The COTEnergy Boat, a new electric boat, was recently showcased at the Colombiamar 2023 business and industrial exhibition in Colombia. 

The uncrewed vessel was built by Atomo Tech and Colombia’s state-owned naval enterprise, COTECMAR, and is powered by a 50 horsepower (hp) electric motor sustained partly by solar panels mounted on the top of the deck. The boat's compact and lightweight design makes it suitable for "intelligence and reconnaissance missions, port surveillance and control missions, support in communications link missions, among others."

The Colombian Navy (ARC) intends to deploy the COTEnergy Boat in April as a valuable tool for other navies to adopt. The boat's adaptability and ability to carry and power sensors make it limited in its scope but an effective platform for scientific and research expeditions.
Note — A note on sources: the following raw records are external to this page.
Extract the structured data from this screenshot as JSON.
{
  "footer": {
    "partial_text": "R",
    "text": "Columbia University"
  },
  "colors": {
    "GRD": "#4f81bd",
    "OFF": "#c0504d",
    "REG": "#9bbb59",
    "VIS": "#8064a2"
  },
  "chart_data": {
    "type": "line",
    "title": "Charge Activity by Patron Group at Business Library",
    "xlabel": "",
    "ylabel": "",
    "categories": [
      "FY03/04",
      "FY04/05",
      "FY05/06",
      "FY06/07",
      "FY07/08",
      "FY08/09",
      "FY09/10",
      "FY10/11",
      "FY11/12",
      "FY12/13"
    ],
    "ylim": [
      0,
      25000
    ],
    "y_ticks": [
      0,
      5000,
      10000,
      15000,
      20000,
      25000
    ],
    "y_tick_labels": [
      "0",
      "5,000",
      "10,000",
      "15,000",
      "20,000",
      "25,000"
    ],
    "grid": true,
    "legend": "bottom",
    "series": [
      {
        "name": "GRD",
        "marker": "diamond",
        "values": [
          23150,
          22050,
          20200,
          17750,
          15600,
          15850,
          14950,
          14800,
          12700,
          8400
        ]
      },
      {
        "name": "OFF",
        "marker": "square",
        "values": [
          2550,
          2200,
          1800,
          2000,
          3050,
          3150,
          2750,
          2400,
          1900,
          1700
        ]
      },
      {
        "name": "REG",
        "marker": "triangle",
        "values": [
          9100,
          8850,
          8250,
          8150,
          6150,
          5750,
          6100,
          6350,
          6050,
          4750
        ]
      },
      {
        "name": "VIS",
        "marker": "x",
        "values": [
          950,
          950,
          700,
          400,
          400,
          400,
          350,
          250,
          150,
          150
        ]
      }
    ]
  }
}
The COTEnergy Boat can also serve as a communications link between ships or between ships and other uncrewed vessels.

Uncrewed sea vehicles have been the focus of attention, with the introduction of small drone ships for regional powers and routine patrol work showcasing how far this technology has come and how widespread it is likely to be in the future. By putting sensors and communications links onto an uncrewed vessel, a navy can effectively extend the range of what can be seen by human operators.

COTECMAR is designing sustainable technological solutions for the energy transition, and the COTEnergy Boat is being incorporated into this offer. Making patrol craft solar-powered and electric is a step towards sustainable vessels. The boat's load capacity is 880 pounds, and it can sustain its autonomous operation for just shy of an hour.

Challenges faced by uncrewed ships include the lack of human presence, making them easier targets for other navies or maritime criminal groups. The same kind of Saildrones used by the US Navy to scout the Persian Gulf have also been detained by the Iranian Navy, with the risk of compromising data and data collection tools. However, the benefits of having a flexible, solar-powered robot ship outweigh the risks.